The problem is one of timing and recognition. Because Valley fever, or coccidioidomycosis, causes symptoms that mimic common respiratory illnesses—fatigue, cough, fever and shortness of breath—it is frequently overlooked in its early stages. The consequences are stark: eighty percent of people with Valley fever do not receive a correct diagnosis until a median of 23 days after their first clinical contact, if they are tested at all. Those weeks of illness compound into lost work days, unnecessary courses of antibiotics that fail to treat the underlying fungal infection, and in some cases, preventable complications.
"That's a lot of illness, a lot of days lost from work, and a lot of unnecessary antibiotics," Adebiyi explained, highlighting the human cost of delayed diagnosis that extends far beyond the individual patient.
The disease is expanding on multiple fronts. Climate patterns are playing a key role, with longer droughts followed by heavy rainfall disrupting soil and increasing the spread of airborne spores from the Coccidioides fungus. Simultaneously, expanding development in rural areas is raising exposure. "As rural areas are almost becoming semi-urban, there's more construction, which disrupts the soil," Adebiyi noted. Even improved reporting has made the disease more visible, yet many cases remain undiagnosed when symptoms are mild or resolve on their own.
At the heart of the study is the COCCI framework, a structured clinical guide designed to shift how providers approach Valley fever. Rather than the reactive "treat first, test later" model that has dominated practice, the framework directs clinicians to consider exposure history, order diagnostic testing early for persistent respiratory symptoms, identify patients at higher risk for severe disease—including immunocompromised individuals and those who are pregnant—check for serious complications such as neurologic involvement, and initiate appropriate care with reassessment.
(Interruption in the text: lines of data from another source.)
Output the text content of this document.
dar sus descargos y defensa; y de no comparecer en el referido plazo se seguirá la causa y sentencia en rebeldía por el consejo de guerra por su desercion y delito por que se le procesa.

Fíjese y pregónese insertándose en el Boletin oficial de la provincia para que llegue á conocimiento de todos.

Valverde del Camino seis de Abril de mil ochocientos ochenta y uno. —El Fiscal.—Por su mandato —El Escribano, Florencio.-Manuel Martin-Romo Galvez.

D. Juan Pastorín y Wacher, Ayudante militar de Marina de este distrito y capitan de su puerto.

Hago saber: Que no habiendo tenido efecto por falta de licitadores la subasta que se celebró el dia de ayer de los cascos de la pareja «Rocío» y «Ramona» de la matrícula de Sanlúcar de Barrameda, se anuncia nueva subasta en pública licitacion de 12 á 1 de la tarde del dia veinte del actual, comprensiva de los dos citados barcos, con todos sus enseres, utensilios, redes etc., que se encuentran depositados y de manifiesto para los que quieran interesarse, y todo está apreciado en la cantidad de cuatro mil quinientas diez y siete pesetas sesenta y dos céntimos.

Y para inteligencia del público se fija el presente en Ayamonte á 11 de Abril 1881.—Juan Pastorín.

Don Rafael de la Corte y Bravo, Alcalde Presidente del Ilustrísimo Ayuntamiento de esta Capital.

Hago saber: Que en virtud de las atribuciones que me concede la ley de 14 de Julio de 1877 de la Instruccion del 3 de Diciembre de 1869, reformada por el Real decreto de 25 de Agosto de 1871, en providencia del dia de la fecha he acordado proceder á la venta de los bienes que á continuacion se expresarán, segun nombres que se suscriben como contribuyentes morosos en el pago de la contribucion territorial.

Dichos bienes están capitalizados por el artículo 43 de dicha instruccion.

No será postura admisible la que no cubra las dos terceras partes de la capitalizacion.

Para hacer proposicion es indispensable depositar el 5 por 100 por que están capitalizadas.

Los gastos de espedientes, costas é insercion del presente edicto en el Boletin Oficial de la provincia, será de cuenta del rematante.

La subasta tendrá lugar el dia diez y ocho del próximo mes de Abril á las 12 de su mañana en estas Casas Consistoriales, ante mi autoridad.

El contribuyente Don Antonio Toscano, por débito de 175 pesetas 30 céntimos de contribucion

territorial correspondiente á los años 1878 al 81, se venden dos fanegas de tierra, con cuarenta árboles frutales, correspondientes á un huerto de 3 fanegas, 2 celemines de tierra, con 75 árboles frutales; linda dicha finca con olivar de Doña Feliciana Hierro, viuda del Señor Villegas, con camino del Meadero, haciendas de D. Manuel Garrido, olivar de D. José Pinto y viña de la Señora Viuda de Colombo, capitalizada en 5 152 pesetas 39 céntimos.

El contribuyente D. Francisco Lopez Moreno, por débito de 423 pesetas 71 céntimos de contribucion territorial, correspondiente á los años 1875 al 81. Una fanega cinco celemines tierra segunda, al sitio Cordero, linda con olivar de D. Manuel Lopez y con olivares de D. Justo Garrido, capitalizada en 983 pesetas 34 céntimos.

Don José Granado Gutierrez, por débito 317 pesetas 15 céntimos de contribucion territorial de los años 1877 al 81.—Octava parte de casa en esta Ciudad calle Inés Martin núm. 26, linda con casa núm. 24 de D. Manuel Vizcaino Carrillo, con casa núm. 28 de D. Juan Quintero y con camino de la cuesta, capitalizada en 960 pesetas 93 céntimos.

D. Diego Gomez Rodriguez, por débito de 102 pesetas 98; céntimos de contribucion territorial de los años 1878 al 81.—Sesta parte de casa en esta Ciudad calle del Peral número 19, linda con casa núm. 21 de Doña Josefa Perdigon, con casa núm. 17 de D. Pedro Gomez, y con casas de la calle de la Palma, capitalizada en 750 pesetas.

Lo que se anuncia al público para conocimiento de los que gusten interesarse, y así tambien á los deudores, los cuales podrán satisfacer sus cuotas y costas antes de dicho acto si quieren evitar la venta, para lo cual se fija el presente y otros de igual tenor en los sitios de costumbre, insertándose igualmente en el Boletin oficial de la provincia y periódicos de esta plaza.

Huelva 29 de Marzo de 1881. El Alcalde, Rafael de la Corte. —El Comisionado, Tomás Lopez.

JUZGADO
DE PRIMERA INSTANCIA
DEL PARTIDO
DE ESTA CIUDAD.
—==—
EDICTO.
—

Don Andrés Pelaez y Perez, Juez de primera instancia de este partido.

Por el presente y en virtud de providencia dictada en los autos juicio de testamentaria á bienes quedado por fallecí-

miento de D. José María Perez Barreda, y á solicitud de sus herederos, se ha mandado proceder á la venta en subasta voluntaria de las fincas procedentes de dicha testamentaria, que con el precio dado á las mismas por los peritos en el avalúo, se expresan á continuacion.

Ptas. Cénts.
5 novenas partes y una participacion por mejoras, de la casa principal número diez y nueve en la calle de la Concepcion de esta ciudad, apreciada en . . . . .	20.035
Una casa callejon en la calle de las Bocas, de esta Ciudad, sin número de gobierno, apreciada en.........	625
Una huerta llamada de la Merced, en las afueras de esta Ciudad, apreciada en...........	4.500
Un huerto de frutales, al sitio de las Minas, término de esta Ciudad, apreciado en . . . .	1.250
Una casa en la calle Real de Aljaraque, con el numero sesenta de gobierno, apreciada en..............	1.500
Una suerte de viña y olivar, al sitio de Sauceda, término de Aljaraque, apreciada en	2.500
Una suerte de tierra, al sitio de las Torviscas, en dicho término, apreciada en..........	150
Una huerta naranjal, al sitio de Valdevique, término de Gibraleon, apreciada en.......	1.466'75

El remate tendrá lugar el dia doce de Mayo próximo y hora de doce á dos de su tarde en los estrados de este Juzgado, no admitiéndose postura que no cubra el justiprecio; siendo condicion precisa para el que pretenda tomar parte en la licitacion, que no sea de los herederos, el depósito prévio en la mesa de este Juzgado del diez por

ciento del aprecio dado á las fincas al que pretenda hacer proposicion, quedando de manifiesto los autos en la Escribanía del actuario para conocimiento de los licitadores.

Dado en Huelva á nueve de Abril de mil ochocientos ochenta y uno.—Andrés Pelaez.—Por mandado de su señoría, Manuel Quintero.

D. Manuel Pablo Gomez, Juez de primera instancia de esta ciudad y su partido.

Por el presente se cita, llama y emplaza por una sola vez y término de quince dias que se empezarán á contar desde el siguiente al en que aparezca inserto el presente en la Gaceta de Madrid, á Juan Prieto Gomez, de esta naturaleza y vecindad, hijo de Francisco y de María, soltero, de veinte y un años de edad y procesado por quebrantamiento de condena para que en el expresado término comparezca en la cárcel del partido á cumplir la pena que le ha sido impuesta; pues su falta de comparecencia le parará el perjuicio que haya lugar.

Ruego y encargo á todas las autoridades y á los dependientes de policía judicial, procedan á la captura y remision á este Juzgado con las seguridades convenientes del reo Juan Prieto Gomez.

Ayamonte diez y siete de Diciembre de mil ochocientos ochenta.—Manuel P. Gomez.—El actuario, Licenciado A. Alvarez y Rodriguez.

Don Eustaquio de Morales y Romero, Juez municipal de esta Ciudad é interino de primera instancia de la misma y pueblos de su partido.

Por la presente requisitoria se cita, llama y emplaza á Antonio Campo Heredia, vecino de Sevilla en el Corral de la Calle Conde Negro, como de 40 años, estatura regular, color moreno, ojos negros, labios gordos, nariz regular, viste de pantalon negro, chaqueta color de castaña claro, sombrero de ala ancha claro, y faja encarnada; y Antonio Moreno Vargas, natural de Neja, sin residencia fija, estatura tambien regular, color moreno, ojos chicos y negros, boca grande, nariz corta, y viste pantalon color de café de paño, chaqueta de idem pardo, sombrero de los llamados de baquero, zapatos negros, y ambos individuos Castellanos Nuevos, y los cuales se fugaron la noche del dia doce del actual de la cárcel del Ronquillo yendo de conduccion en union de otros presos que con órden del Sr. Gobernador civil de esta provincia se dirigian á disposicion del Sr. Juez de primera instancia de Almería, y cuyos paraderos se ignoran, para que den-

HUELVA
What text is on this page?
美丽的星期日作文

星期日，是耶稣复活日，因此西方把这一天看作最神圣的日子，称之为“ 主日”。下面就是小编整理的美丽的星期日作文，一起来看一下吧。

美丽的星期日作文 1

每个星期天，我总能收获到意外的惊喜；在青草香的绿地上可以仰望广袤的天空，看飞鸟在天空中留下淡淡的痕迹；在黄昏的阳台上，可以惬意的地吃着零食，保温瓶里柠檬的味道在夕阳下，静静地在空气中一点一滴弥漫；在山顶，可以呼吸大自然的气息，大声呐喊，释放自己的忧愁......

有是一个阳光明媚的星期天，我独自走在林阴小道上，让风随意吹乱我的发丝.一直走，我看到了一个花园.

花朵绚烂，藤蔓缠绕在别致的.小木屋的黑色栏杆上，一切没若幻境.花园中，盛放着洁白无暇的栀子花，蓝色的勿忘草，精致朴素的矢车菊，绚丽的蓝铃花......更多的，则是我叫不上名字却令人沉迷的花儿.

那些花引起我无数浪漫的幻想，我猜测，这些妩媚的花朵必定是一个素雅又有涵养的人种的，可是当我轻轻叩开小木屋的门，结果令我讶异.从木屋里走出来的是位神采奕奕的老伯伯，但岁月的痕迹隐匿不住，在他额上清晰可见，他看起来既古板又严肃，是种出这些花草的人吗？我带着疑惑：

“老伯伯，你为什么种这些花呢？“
The framework provides a clear pathway from suspicion to diagnosis to management, removing guesswork from a disease that thrives on clinical uncertainty.
For endemic regions and areas where Valley fever may not be on clinicians' radar, the implications are significant. Better awareness, earlier testing and consistent clinical practices are not merely nice-to-have improvements—they are essential to reducing illness severity and preventing the unnecessary human and financial toll of delayed recognition. As Adebiyi's research makes clear, the path to better outcomes is not complicated. It begins with seeing Valley fever when it appears.